This repository contains the PyTorch implementation for the paper ZeroQ: A Novel Zero-Shot Quantization Framework.
# Code is based on PyTorch 1.2 (Cuda10). Other dependancies could be installed as follows:
pip install -r requirements.txt --user
# Set a symbolic link to ImageNet validation data (used only to evaluate model)
mkdir data
ln -s /path/to/imagenet/ data/
The folder structures should be the same as following
zeroq
├── utils
├── data
│ ├── imagenet
│ │ ├── val
Afterwards you can test Zero Shot quantization with W8A8 by running:
bash run.sh
Below are the results that you should get for 8-bit quantization (W8A8 refers to the quantizing model to 8-bit weights and 8-bit activations).
Models | Single Precision Top-1 | W8A8 Top-1 |
---|---|---|
ResNet18 | 71.47 | 71.43 |
ResNet50 | 77.72 | 77.67 |
InceptionV3 | 78.88 | 78.72 |
MobileNetV2 | 73.03 | 72.91 |
ShuffleNet | 65.07 | 64.94 |
SqueezeNext | 69.38 | 69.17 |
- You can test a single model using the following command:
export CUDA_VISIBLE_DEVICES=0
python uniform_test.py [--dataset] [--model] [--batch_size] [--test_batch_size]
optional arguments:
--dataset type of dataset (default: imagenet)
--model model to be quantized (default: resnet18)
--batch-size batch size of distilled data (default: 64)
--test-batch-size batch size of test data (default: 512)

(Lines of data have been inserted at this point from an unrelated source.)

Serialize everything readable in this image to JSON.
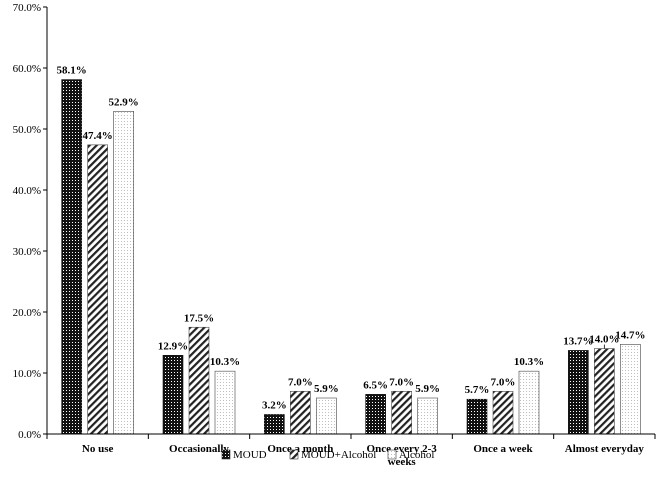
{
  "chart_data": {
    "type": "bar",
    "categories": [
      [
        "No use"
      ],
      [
        "Occasionally"
      ],
      [
        "Once a month"
      ],
      [
        "Once every 2-3",
        "weeks"
      ],
      [
        "Once a week"
      ],
      [
        "Almost everyday"
      ]
    ],
    "series": [
      {
        "name": "MOUD",
        "pattern": "dense-checker",
        "values": [
          58.1,
          12.9,
          3.2,
          6.5,
          5.7,
          13.7
        ],
        "labels": [
          "58.1%",
          "12.9%",
          "3.2%",
          "6.5%",
          "5.7%",
          "13.7%"
        ]
      },
      {
        "name": "MOUD+Alcohol",
        "pattern": "diagonal-stripes",
        "values": [
          47.4,
          17.5,
          7.0,
          7.0,
          7.0,
          14.0
        ],
        "labels": [
          "47.4%",
          "17.5%",
          "7.0%",
          "7.0%",
          "7.0%",
          "14.0%"
        ]
      },
      {
        "name": "Alcohol",
        "pattern": "light-dots",
        "values": [
          52.9,
          10.3,
          5.9,
          5.9,
          10.3,
          14.7
        ],
        "labels": [
          "52.9%",
          "10.3%",
          "5.9%",
          "5.9%",
          "10.3%",
          "14.7%"
        ]
      }
    ],
    "yticks": [
      "0.0%",
      "10.0%",
      "20.0%",
      "30.0%",
      "40.0%",
      "50.0%",
      "60.0%",
      "70.0%"
    ],
    "ylim": [
      0,
      70
    ],
    "title": "",
    "xlabel": "",
    "ylabel": "",
    "grid": false,
    "legend_position": "bottom",
    "colors": {
      "axis": "#000000",
      "dark": "#111111",
      "stripe": "#222222",
      "dot": "#9a9a9a"
    }
  }
}
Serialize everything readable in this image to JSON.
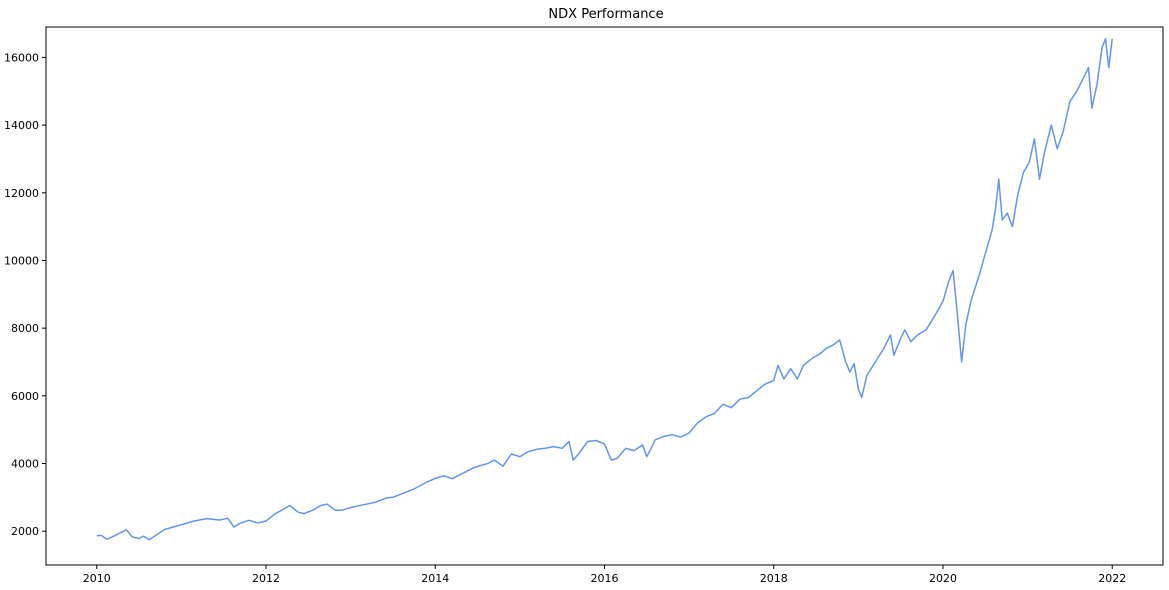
{
  "chart_data": {
    "type": "line",
    "title": "NDX Performance",
    "xlabel": "",
    "ylabel": "",
    "xlim": [
      2009.4,
      2022.6
    ],
    "ylim": [
      1000,
      16900
    ],
    "x_ticks": [
      2010,
      2012,
      2014,
      2016,
      2018,
      2020,
      2022
    ],
    "x_tick_labels": [
      "2010",
      "2012",
      "2014",
      "2016",
      "2018",
      "2020",
      "2022"
    ],
    "y_ticks": [
      2000,
      4000,
      6000,
      8000,
      10000,
      12000,
      14000,
      16000
    ],
    "y_tick_labels": [
      "2000",
      "4000",
      "6000",
      "8000",
      "10000",
      "12000",
      "14000",
      "16000"
    ],
    "grid": false,
    "legend": "none",
    "series_color": "#6495ED",
    "series": [
      {
        "points": [
          [
            2010.0,
            1860
          ],
          [
            2010.05,
            1880
          ],
          [
            2010.12,
            1760
          ],
          [
            2010.2,
            1850
          ],
          [
            2010.3,
            1980
          ],
          [
            2010.35,
            2040
          ],
          [
            2010.42,
            1830
          ],
          [
            2010.5,
            1780
          ],
          [
            2010.55,
            1850
          ],
          [
            2010.62,
            1750
          ],
          [
            2010.7,
            1880
          ],
          [
            2010.8,
            2050
          ],
          [
            2010.9,
            2120
          ],
          [
            2011.0,
            2190
          ],
          [
            2011.15,
            2300
          ],
          [
            2011.3,
            2370
          ],
          [
            2011.45,
            2330
          ],
          [
            2011.55,
            2380
          ],
          [
            2011.62,
            2120
          ],
          [
            2011.7,
            2240
          ],
          [
            2011.8,
            2320
          ],
          [
            2011.9,
            2240
          ],
          [
            2012.0,
            2300
          ],
          [
            2012.1,
            2500
          ],
          [
            2012.2,
            2640
          ],
          [
            2012.28,
            2760
          ],
          [
            2012.38,
            2560
          ],
          [
            2012.45,
            2520
          ],
          [
            2012.55,
            2620
          ],
          [
            2012.65,
            2760
          ],
          [
            2012.72,
            2800
          ],
          [
            2012.82,
            2620
          ],
          [
            2012.9,
            2620
          ],
          [
            2013.0,
            2700
          ],
          [
            2013.15,
            2780
          ],
          [
            2013.3,
            2860
          ],
          [
            2013.42,
            2980
          ],
          [
            2013.5,
            3000
          ],
          [
            2013.6,
            3100
          ],
          [
            2013.75,
            3250
          ],
          [
            2013.9,
            3450
          ],
          [
            2014.0,
            3560
          ],
          [
            2014.1,
            3640
          ],
          [
            2014.2,
            3550
          ],
          [
            2014.32,
            3700
          ],
          [
            2014.45,
            3870
          ],
          [
            2014.55,
            3950
          ],
          [
            2014.62,
            4000
          ],
          [
            2014.7,
            4100
          ],
          [
            2014.8,
            3920
          ],
          [
            2014.9,
            4280
          ],
          [
            2015.0,
            4200
          ],
          [
            2015.1,
            4350
          ],
          [
            2015.2,
            4420
          ],
          [
            2015.3,
            4450
          ],
          [
            2015.4,
            4500
          ],
          [
            2015.5,
            4450
          ],
          [
            2015.58,
            4650
          ],
          [
            2015.63,
            4100
          ],
          [
            2015.7,
            4300
          ],
          [
            2015.8,
            4650
          ],
          [
            2015.9,
            4680
          ],
          [
            2016.0,
            4580
          ],
          [
            2016.08,
            4100
          ],
          [
            2016.15,
            4150
          ],
          [
            2016.25,
            4450
          ],
          [
            2016.35,
            4380
          ],
          [
            2016.45,
            4550
          ],
          [
            2016.5,
            4200
          ],
          [
            2016.6,
            4700
          ],
          [
            2016.7,
            4800
          ],
          [
            2016.8,
            4850
          ],
          [
            2016.9,
            4780
          ],
          [
            2017.0,
            4900
          ],
          [
            2017.1,
            5200
          ],
          [
            2017.2,
            5380
          ],
          [
            2017.3,
            5480
          ],
          [
            2017.4,
            5750
          ],
          [
            2017.5,
            5650
          ],
          [
            2017.6,
            5900
          ],
          [
            2017.7,
            5950
          ],
          [
            2017.8,
            6150
          ],
          [
            2017.9,
            6350
          ],
          [
            2018.0,
            6450
          ],
          [
            2018.05,
            6900
          ],
          [
            2018.12,
            6500
          ],
          [
            2018.2,
            6800
          ],
          [
            2018.28,
            6500
          ],
          [
            2018.35,
            6900
          ],
          [
            2018.45,
            7100
          ],
          [
            2018.55,
            7250
          ],
          [
            2018.62,
            7400
          ],
          [
            2018.7,
            7500
          ],
          [
            2018.78,
            7650
          ],
          [
            2018.85,
            7000
          ],
          [
            2018.9,
            6700
          ],
          [
            2018.95,
            6950
          ],
          [
            2019.0,
            6200
          ],
          [
            2019.04,
            5950
          ],
          [
            2019.1,
            6600
          ],
          [
            2019.2,
            7000
          ],
          [
            2019.3,
            7400
          ],
          [
            2019.38,
            7800
          ],
          [
            2019.42,
            7200
          ],
          [
            2019.5,
            7700
          ],
          [
            2019.55,
            7950
          ],
          [
            2019.62,
            7600
          ],
          [
            2019.7,
            7800
          ],
          [
            2019.8,
            7950
          ],
          [
            2019.9,
            8350
          ],
          [
            2020.0,
            8800
          ],
          [
            2020.07,
            9400
          ],
          [
            2020.12,
            9700
          ],
          [
            2020.17,
            8400
          ],
          [
            2020.22,
            7000
          ],
          [
            2020.27,
            8100
          ],
          [
            2020.33,
            8800
          ],
          [
            2020.42,
            9500
          ],
          [
            2020.5,
            10200
          ],
          [
            2020.58,
            10900
          ],
          [
            2020.62,
            11500
          ],
          [
            2020.66,
            12400
          ],
          [
            2020.7,
            11200
          ],
          [
            2020.76,
            11400
          ],
          [
            2020.82,
            11000
          ],
          [
            2020.88,
            11900
          ],
          [
            2020.95,
            12600
          ],
          [
            2021.02,
            12900
          ],
          [
            2021.08,
            13600
          ],
          [
            2021.14,
            12400
          ],
          [
            2021.2,
            13200
          ],
          [
            2021.28,
            14000
          ],
          [
            2021.35,
            13300
          ],
          [
            2021.42,
            13800
          ],
          [
            2021.5,
            14700
          ],
          [
            2021.58,
            15000
          ],
          [
            2021.66,
            15400
          ],
          [
            2021.72,
            15700
          ],
          [
            2021.76,
            14500
          ],
          [
            2021.82,
            15200
          ],
          [
            2021.88,
            16300
          ],
          [
            2021.92,
            16550
          ],
          [
            2021.96,
            15700
          ],
          [
            2022.0,
            16550
          ]
        ]
      }
    ]
  }
}
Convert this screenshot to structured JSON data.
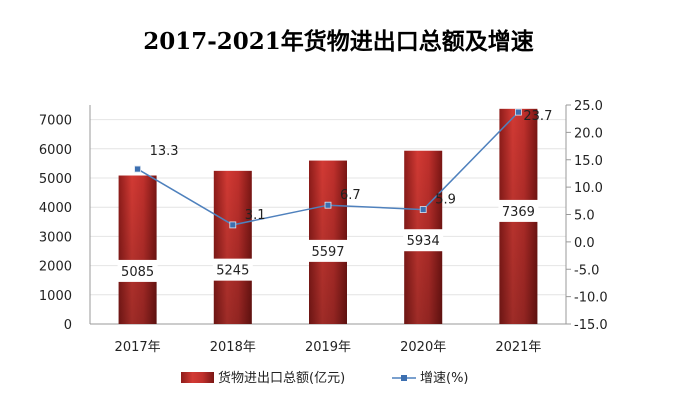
{
  "chart_data": {
    "type": "bar+line",
    "title": "2017-2021年货物进出口总额及增速",
    "categories": [
      "2017年",
      "2018年",
      "2019年",
      "2020年",
      "2021年"
    ],
    "series": [
      {
        "name": "货物进出口总额(亿元)",
        "type": "bar",
        "axis": "left",
        "values": [
          5085,
          5245,
          5597,
          5934,
          7369
        ],
        "color": "#c0302c"
      },
      {
        "name": "增速(%)",
        "type": "line",
        "axis": "right",
        "values": [
          13.3,
          3.1,
          6.7,
          5.9,
          23.7
        ],
        "color": "#4f81bd"
      }
    ],
    "left_axis": {
      "ylim": [
        0,
        7500
      ],
      "ticks": [
        "0",
        "1000",
        "2000",
        "3000",
        "4000",
        "5000",
        "6000",
        "7000"
      ]
    },
    "right_axis": {
      "ylim": [
        -15,
        25
      ],
      "ticks": [
        "-15.0",
        "-10.0",
        "-5.0",
        "0.0",
        "5.0",
        "10.0",
        "15.0",
        "20.0",
        "25.0"
      ]
    },
    "grid": true,
    "legend": "bottom"
  }
}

ZeroQ has been developed as part of the following paper. We appreciate it if you would please cite the following paper if you found the implementation useful for your work:
Y. Cai, Z. Yao, Z. Dong, A. Gholami, M. W. Mahoney, K. Keutzer. ZeroQ: A Novel Zero Shot Quantization Framework, under review [PDF].